On the Control of Lipolysis in Adipocytes

• Published in: Annals of the New York Academy of Sciences Vol. 892; no. 1; pp. 155 - 168
• Main Authors: LONDOS, CONSTANTINE, BRASAEMLE, DAWN L., SCHULTZ, CHARLES J., ADLER-WAILES, DIANE C., LEVIN, DANIEL M., KIMMEL, ALAN R., RONDINONE, CRISTINA M.
• Format: Journal Article
• Language: English
• Published: Oxford, UK Blackwell Publishing Ltd 01.11.1999
• Subjects: Adipocytes - enzymology; Adipocytes - metabolism; Humans; Lipid Metabolism; Lipolysis; Sterol Esterase - genetics; Sterol Esterase - metabolism; Translocation, Genetic
• ISSN: 0077-8923; 1749-6632
• DOI: 10.1111/j.1749-6632.1999.tb07794.x

The lipolytic reaction in adipocytes is one of the most important reactions in the management of bodily energy reserves, and dysregulation of this reaction may contribute to the symptoms of Type 2 diabetes mellitus. Yet, progress on resolving the molecular details of this reaction has been relatively slow. However, recent developments at the molecular level begin to paint a clearer picture of lipolysis and point to a number of unanswered questions. While HSL has long been known to be the rate‐limiting enzyme of lipolysis, the mechanism by which HSL attacks the droplet lipids is not yet firmly established. Certainly, the immunocytochemical evidence showing the movement of HSL to the lipid droplet upon stimulation leaves little doubt that this translocation is a key aspect of the lipolytic reaction, but whether or not HSL phosphorylation contributes to the translocation, and at which site(s), is as yet unresolved.
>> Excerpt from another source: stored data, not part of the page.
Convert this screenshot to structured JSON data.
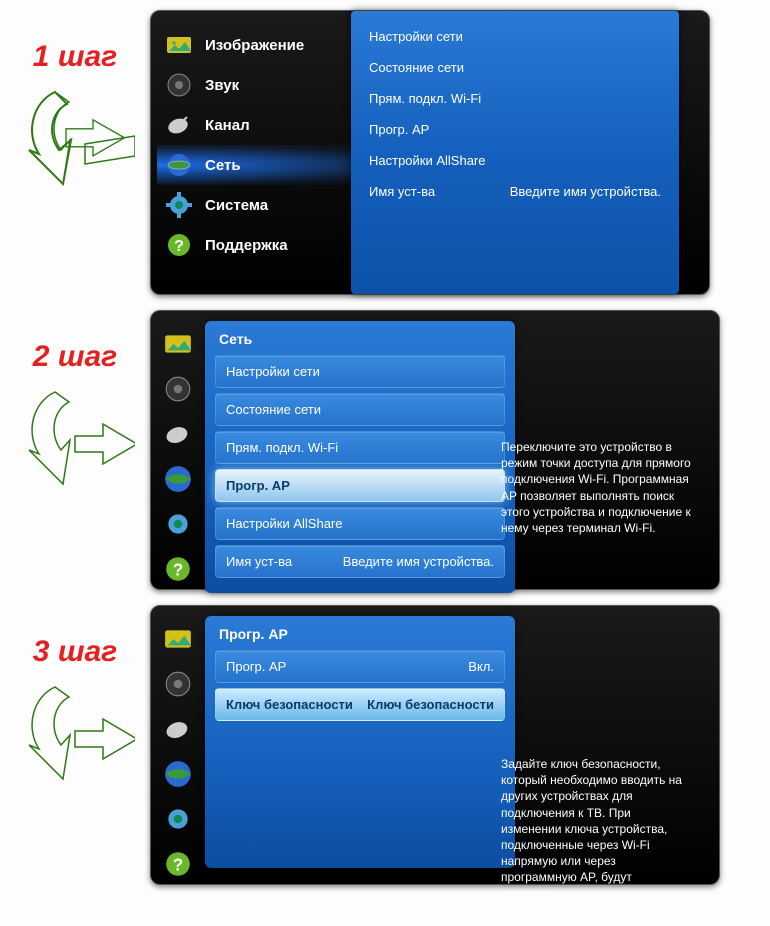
{
  "steps": {
    "s1_label": "1 шаг",
    "s2_label": "2 шаг",
    "s3_label": "3 шаг"
  },
  "step1": {
    "menu": [
      {
        "label": "Изображение",
        "icon": "picture"
      },
      {
        "label": "Звук",
        "icon": "speaker"
      },
      {
        "label": "Канал",
        "icon": "dish"
      },
      {
        "label": "Сеть",
        "icon": "globe",
        "selected": true
      },
      {
        "label": "Система",
        "icon": "gear"
      },
      {
        "label": "Поддержка",
        "icon": "question"
      }
    ],
    "submenu": [
      "Настройки сети",
      "Состояние сети",
      "Прям. подкл. Wi-Fi",
      "Прогр. AP",
      "Настройки AllShare"
    ],
    "device_label": "Имя уст-ва",
    "device_hint": "Введите имя устройства."
  },
  "step2": {
    "panel_title": "Сеть",
    "rows": [
      {
        "label": "Настройки сети"
      },
      {
        "label": "Состояние сети"
      },
      {
        "label": "Прям. подкл. Wi-Fi"
      },
      {
        "label": "Прогр. AP",
        "selected": true
      },
      {
        "label": "Настройки AllShare"
      },
      {
        "label": "Имя уст-ва",
        "value": "Введите имя устройства."
      }
    ],
    "help": "Переключите это устройство в режим точки доступа для прямого подключения Wi-Fi. Программная AP позволяет выполнять поиск этого устройства и подключение к нему через терминал Wi-Fi."
  },
  "step3": {
    "panel_title": "Прогр. AP",
    "rows": [
      {
        "label": "Прогр. AP",
        "value": "Вкл."
      },
      {
        "label": "Ключ безопасности",
        "value": "Ключ безопасности",
        "selected": true
      }
    ],
    "help": "Задайте ключ безопасности, который необходимо вводить на других устройствах для подключения к ТВ. При изменении ключа устройства, подключенные через Wi-Fi напрямую или через программную AP, будут отключены."
  }
}
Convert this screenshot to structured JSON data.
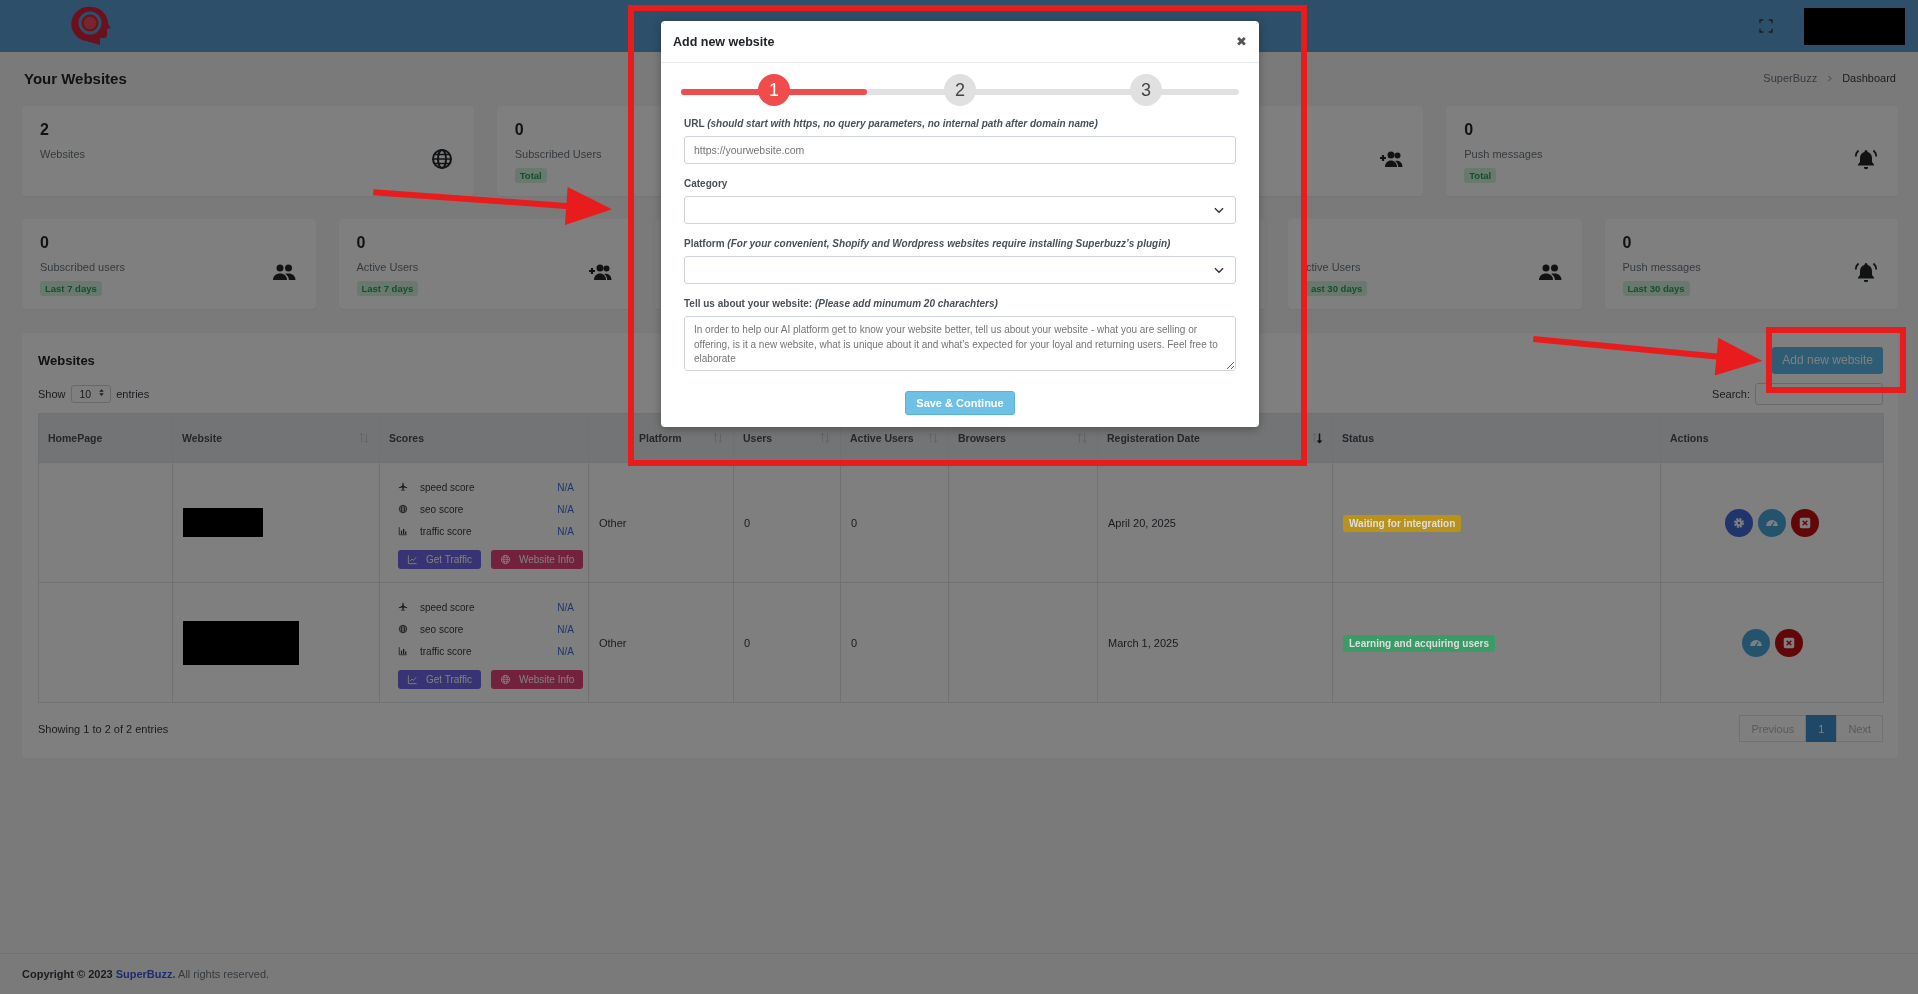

It will be important to establish whether there is an activation step in addition to the translocation reaction. The participation of perilipin A is indicated by the findings that this protein can protect neutral lipids within droplets from hydrolysis, but active participation in the lipolytic reaction is yet to be proved. Again, it will be important to determine whether mutations of serine residues of PKA phosphorylation sites of perilipins prevent lipolysis, and whether such modifications abolish the physical changes in the droplet surfaces that accompany lipolysis.